Les graines de liberté, semées au hasard, germeront plus tard. Pour le moment, la promesse de cette liberté qui avait été faite au peuple par la Prusse, au nom du patriotisme, fut honteusement oubliée. La Prusse va préparer son rôle de domination en Allemagne, avant de prétendre à dominer l'Europe entière. Sept ans après Iéna, elle entrevit sans doute le but assigné à son ambition par la force brutale du militarisme. L'Europe ne le devina pas. Le fait saillant et qui primait toutes les autres considérations émanait du triomphe de l'Angleterre: la lutte séculaire entre elle et la France était terminée.

Au congrès de Vienne, Talleyrand, qui représentait et défendait le principe de la «légitimité», formule dont il réclamait avec orgueil la paternité, sut redonner à la France une attitude de grande puissance. Il y fallait une habilité subtile, à la fois cynique et profonde. Les qualités et les défauts de l'ambassadeur de Louis XVIII répondaient précisément aux nécessités du moment. On a pu lui reprocher d'avoir sacrifié une alliance prusso-russe à une alliance anglo-autrichienne, d'avoir, pour sauver l'intégrité du royaume de Saxe, contribué à l'établissement de la Prusse sur les bords du Rhin, ce qui mettait cette puissance en contact direct avec la frontière française et lui permettait de prendre le rôle de sentinelle avancée, montant la garde à cette frontière, au nom de la future unité allemande, réalisée sous son égide.

En apparence, ces critiques peuvent être fondées. En réalité, la menace eut été aussi grande, si la Prusse s'était annexée la Saxe, annexion qui l'aurait agrandie singulièrement au cœur même de l'Allemagne où elle aurait constitué un bloc homogène et redoutable qu'un rapprochement temporaire avec la France n'aurait pas arrêté dans ses visées agressives contre la voisine de l'Ouest.

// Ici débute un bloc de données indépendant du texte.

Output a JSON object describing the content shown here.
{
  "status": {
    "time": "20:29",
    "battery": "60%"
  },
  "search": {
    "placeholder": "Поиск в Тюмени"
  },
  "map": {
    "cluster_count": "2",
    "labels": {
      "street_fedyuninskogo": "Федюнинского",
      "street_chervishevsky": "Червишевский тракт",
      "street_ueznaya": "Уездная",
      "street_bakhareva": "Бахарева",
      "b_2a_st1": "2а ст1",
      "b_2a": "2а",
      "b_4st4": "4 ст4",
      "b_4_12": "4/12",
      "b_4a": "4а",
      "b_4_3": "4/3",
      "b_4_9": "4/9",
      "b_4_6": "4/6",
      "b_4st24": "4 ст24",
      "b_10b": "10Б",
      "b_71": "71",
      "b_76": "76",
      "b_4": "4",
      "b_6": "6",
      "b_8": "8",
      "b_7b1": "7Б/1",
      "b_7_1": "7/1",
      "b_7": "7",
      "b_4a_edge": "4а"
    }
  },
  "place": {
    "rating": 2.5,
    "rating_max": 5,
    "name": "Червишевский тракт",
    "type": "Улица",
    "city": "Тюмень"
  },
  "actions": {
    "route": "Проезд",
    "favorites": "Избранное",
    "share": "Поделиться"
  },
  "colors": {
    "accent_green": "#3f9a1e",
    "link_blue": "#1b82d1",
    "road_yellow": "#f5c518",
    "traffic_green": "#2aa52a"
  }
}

Certes, l'Angleterre, aux yeux de tous, était encore l'ennemie héréditaire: elle l'était dans les ressentiments que nos cœurs patriotes lui vouaient au lendemain de la lutte implacable dont l'Amérique avait été un des enjeux les plus importants. Mais, si elle avait pu s'emparer de beaucoup de nos colonies, l'Amérique lui échappait. Et, pour des yeux clairvoyants, pour une intuition quasi prophétique qui fut peut-être celle de Talleyrand, à partir de ce moment, l'Angleterre avait cessé d'être notre adversaire et devait bientôt se prêter à un nouveau groupement d'alliances. Le danger anglais avait disparu pour la France: le danger allemand se dessinait à l'horizon.

Dans les négociations du traité de Gand, on ne s'occupa pas de Napoléon—dans les discussions du Congrès de Vienne où l'on détruisit son œuvre, il ne fut pas question de l'Amérique. Pourtant, comme une action subsidiaire mais de grande portée, se fait sentir à côté des protocoles officiels, poussée de l'impondérable, l'influence que Napoléon avait exercée sur les événements que nous venons de résumer.

Napoléon était vaincu à Waterloo. L'Angleterre était vaincue à la Nouvelle-Orléans: l'Amérique, désormais hors des atteintes de la France et de l'Angleterre, peut marcher sans entraves vers la constitution de sa nationalité et le développement de sa grandeur.